Membres du groupe toungouso-mandchou (sous-groupe des Tungus méridionaux) les Mandchous (Manchu ou Manču) sont localisés principalement en Mandchourie (ou, pour adopter la terminologie moderne, dans la Chine du Nord-Est) ainsi que, sporadiquement, en diverses provinces de la Chine proprement dite et en Mongolie-Intérieure. Complètement sinisés, ils ont, à quelques exceptions près, oublié leur langue. Leur passé a pourtant été si glorieux que cet effacement total de la scène de l'histoire peut surprendre : il faut y voir un effet de la puissance d'assimilation de la civilisation chinoise. Le premier peuple protomandchou à faire parler de lui est celui des Jürčen qui, au xiie siècle, dominent en Chine du Nord (dynastie Jin). Leur langue, un dialecte de l'ancien mandchou, était encore en usage au xviie siècle, mais il nous en reste bien peu de chose — tout juste quelques bribes notées dans une mystérieuse écriture dérivée des caractères chinois, ou en transcriptions phonétiques chinoises.

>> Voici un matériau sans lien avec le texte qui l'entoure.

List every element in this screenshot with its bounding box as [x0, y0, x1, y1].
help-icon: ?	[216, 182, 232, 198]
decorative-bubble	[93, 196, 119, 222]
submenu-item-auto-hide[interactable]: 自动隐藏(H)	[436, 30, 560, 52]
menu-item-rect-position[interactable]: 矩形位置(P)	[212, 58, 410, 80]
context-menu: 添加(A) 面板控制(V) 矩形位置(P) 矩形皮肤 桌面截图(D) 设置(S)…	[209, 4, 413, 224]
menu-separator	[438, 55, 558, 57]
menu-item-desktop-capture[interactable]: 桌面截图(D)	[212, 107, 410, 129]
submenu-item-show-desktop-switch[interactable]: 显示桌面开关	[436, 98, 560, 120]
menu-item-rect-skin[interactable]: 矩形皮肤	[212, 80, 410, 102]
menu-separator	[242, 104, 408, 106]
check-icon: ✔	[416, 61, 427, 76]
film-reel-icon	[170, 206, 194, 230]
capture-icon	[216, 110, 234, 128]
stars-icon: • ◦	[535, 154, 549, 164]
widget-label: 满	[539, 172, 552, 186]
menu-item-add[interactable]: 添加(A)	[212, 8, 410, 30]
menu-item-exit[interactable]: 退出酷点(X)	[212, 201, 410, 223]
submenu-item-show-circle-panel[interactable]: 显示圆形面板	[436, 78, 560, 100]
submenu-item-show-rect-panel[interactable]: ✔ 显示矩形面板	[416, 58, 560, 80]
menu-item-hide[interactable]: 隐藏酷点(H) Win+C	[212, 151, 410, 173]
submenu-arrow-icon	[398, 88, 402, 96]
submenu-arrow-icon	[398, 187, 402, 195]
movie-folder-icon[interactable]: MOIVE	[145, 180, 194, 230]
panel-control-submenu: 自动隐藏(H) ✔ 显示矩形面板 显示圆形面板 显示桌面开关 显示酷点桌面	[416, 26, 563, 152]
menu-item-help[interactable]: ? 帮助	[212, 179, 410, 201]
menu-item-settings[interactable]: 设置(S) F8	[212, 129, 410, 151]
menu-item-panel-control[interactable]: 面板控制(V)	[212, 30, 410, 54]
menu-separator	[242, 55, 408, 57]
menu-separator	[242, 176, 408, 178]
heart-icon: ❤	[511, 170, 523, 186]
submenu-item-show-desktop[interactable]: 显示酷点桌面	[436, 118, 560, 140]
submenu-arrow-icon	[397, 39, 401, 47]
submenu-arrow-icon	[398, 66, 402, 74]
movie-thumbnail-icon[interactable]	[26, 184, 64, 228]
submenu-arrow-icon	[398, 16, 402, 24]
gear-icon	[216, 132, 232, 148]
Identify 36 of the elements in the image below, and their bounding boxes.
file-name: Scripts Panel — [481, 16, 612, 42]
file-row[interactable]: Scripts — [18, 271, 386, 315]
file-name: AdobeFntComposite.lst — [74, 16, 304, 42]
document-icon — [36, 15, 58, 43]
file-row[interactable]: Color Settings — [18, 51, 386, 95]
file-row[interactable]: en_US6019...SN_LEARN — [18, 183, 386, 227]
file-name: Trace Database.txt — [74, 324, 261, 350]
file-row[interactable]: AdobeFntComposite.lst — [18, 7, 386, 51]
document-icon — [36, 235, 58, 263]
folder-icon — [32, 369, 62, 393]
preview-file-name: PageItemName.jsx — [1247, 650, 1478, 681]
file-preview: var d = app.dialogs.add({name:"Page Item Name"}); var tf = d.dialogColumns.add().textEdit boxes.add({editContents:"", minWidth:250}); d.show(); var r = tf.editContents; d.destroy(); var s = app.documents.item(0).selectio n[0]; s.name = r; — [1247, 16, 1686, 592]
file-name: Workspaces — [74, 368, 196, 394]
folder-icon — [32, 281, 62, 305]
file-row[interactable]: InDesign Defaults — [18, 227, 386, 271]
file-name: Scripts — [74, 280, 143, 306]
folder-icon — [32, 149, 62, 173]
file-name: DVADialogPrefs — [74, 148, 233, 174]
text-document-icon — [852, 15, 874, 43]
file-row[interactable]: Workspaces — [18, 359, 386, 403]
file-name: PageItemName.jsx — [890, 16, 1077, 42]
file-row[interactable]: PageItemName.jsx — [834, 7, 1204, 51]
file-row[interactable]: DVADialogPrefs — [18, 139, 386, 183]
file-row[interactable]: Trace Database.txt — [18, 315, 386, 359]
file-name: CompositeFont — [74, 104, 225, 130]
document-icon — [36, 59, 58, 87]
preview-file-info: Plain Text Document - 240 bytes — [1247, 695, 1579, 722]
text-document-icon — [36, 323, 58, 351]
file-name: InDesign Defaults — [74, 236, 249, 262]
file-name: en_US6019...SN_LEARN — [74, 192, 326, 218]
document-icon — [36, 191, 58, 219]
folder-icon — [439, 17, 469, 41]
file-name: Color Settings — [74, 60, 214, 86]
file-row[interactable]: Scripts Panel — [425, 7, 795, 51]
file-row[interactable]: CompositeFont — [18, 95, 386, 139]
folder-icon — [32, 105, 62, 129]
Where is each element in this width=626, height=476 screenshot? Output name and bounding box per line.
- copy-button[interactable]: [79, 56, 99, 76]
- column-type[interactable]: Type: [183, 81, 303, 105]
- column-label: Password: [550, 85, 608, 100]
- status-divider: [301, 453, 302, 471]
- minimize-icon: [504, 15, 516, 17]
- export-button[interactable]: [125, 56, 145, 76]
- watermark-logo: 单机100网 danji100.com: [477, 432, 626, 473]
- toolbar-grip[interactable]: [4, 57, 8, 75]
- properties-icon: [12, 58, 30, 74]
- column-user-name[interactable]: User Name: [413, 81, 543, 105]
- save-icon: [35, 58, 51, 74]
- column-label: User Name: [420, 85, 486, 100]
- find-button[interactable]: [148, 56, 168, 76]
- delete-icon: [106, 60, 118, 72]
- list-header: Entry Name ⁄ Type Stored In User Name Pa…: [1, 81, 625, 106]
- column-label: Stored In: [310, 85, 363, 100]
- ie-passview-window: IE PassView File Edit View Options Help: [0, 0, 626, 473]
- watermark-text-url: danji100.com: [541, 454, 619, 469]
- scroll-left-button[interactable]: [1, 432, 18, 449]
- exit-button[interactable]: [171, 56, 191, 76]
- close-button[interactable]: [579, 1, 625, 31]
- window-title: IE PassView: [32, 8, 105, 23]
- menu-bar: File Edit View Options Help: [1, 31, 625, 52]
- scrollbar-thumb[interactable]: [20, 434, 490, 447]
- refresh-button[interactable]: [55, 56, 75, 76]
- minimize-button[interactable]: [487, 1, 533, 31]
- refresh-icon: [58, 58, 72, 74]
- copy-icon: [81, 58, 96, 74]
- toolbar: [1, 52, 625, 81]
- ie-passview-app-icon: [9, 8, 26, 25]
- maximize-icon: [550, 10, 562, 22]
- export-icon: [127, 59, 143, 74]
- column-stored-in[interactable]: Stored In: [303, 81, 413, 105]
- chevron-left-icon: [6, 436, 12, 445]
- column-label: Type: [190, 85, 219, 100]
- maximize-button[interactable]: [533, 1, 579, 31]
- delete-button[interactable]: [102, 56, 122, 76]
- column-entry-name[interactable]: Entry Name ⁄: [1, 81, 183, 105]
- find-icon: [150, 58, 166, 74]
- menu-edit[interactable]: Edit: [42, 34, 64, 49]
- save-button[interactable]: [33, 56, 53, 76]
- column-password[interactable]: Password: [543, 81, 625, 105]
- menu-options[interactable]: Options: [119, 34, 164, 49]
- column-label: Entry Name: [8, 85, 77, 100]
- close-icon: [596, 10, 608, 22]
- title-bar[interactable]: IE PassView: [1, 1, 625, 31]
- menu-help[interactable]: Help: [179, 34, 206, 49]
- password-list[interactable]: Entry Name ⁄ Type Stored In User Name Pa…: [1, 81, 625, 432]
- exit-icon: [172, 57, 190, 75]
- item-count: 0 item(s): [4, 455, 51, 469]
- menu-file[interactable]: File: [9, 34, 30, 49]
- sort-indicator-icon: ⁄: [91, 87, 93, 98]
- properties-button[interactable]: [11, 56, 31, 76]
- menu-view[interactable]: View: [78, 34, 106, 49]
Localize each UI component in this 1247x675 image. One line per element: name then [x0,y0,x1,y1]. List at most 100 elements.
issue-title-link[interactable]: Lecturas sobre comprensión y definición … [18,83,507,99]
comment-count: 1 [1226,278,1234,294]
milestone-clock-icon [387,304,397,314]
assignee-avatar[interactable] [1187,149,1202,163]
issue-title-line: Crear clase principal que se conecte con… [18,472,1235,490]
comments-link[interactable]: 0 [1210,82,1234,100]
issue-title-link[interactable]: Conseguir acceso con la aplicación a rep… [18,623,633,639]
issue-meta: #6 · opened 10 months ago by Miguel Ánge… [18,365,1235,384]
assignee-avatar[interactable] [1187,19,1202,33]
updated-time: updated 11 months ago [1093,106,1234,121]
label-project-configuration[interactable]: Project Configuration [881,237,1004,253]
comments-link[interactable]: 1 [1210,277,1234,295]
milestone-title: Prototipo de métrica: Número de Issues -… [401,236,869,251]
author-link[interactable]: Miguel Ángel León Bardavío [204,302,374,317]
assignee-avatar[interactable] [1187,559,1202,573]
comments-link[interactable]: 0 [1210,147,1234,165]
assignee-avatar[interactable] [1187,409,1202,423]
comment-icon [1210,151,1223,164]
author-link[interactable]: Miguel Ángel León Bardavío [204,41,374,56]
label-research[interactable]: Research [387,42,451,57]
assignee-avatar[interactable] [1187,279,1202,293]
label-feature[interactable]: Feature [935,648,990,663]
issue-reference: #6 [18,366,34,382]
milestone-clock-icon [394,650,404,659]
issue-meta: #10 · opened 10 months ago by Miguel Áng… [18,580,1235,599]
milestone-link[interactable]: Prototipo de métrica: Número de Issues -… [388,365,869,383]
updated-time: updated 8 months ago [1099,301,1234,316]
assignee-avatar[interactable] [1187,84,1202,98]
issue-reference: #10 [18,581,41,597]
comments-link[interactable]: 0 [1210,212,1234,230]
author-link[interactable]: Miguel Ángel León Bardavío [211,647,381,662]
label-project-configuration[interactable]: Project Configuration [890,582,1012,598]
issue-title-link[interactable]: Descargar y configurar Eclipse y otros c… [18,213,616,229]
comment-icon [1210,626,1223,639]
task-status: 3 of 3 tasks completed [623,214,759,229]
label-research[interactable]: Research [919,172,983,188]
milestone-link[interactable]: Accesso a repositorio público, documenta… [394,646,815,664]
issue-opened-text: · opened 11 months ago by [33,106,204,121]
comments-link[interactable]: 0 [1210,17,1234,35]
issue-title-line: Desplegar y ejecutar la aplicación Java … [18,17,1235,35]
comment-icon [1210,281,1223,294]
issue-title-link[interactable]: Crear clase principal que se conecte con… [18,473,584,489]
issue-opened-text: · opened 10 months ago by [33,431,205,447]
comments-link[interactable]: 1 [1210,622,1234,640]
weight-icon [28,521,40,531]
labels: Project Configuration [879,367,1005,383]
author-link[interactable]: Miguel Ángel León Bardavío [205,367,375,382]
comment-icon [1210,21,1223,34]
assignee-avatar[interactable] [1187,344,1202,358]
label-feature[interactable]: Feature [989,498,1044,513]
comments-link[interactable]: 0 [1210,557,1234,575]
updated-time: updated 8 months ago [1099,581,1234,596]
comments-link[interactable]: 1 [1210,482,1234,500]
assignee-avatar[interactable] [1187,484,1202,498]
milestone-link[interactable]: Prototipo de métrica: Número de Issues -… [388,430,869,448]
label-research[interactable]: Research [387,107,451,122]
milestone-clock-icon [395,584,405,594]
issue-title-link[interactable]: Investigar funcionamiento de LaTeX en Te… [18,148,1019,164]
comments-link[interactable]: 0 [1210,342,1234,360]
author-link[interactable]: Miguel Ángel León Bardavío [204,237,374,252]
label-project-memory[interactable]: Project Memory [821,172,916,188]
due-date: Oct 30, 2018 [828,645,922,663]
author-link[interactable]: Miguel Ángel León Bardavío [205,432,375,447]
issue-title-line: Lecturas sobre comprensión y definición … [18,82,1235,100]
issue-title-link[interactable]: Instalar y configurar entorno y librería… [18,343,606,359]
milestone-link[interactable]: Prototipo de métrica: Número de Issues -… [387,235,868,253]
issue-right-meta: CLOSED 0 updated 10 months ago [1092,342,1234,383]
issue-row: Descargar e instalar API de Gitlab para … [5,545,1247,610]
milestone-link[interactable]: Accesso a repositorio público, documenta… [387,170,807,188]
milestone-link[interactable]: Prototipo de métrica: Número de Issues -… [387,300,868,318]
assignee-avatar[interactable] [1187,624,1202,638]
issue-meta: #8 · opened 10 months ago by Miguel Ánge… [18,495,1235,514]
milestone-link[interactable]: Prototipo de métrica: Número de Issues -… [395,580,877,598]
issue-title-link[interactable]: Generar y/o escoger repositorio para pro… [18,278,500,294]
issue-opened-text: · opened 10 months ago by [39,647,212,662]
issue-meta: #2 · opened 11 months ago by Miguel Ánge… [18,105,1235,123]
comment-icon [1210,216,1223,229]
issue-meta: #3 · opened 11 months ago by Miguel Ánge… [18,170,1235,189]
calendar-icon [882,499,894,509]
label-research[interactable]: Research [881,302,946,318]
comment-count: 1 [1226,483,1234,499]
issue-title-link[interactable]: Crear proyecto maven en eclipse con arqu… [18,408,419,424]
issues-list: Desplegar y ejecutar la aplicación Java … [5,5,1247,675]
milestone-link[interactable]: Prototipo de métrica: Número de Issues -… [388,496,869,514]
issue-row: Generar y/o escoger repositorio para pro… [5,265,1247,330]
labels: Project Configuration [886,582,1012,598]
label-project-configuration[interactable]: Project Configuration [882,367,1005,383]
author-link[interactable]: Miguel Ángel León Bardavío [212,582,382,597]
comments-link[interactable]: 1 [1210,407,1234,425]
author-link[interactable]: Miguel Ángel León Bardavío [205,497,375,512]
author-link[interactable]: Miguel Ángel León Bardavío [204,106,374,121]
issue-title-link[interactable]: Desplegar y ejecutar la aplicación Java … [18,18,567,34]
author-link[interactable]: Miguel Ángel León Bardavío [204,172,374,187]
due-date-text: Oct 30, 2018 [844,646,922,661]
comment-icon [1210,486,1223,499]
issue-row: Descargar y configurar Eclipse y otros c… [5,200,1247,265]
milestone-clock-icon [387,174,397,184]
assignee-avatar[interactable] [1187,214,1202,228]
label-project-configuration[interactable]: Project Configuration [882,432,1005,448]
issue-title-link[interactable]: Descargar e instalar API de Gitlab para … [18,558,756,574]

Puyi, le dernier empereur - crédits : Hulton Archive/ Hulton Royals Collection/ Getty Images

Puyi, le dernier empereur

À la fin du xvie siècle, Nurhači (1559-1626), chef de la famille Aisin Gioro du peuple dit Jürčen de Jianzhou, c'est-à-dire les futurs Mandchous (en fait, ce ne sont pas les vrais descendants des Jürčen du xiie siècle), commence à unifier de proche en proche sous son autorité les tribus qui l'entourent, ainsi que le fit Gengis khān à ses débuts, et, comme lui, il soude ses conquêtes par une solide organisation à la fois militaire, politique, sociale et économique, capable de s'étendre à l'ensemble d'un empire : dès 1615, le système des Huit Bannières (baqi) est mis en place ; l'année suivante, le nom dynastique de Jin est emprunté à la dynastie du xiie siècle, et le trône de Chine, qui tombera en 1644, est revendiqué. C'est Abahai (1592-1643), le fils de Nurhači, qui, se proclamant empereur, change en 1636 le nom de son peuple en « Mandchou » (chin. Manzu) et prend le nom dynastique chinois de Qing. Évincés en 1912 par la République (le dernier empereur, Puyi, reviendra comme chef puis empereur du fugace Manzhouguo de 1932 à 1945), les Qing avaient, aux xviie et xviiie siècles, porté loin à travers le continent asiatique la gloire de la Chine et élevé à un très haut niveau les recherches confucéennes. Malgré la profondeur de leur culture chinoise, les empereurs mandchous avaient cherché par tous les moyens à protéger l'identité culturelle de leur ethnie. Mais en vain. La colonisation, bien qu'interdite en théorie dans les régions mandchoues, s'était développée à un point tel qu'à la fin du xixe siècle, sur quatorze millions d'habitants recensés en Mandchourie (Jehol exclu), 80 p. 100 étaient chinois. L'aristocratie, incorporée dans le système mandarinal, s'était sinisée, tandis que le peuple resté dans ses terres d'origine, forestières et montagneuses, avec un mode de vie très primitif (chasse, pêche, comme les Tungus de Sibérie, agriculture rudimentaire, religion chamanique), se fondait dans la masse des paysans chinois immigrés, qui lui apportaient, d'une façon toute relative, la civilisation.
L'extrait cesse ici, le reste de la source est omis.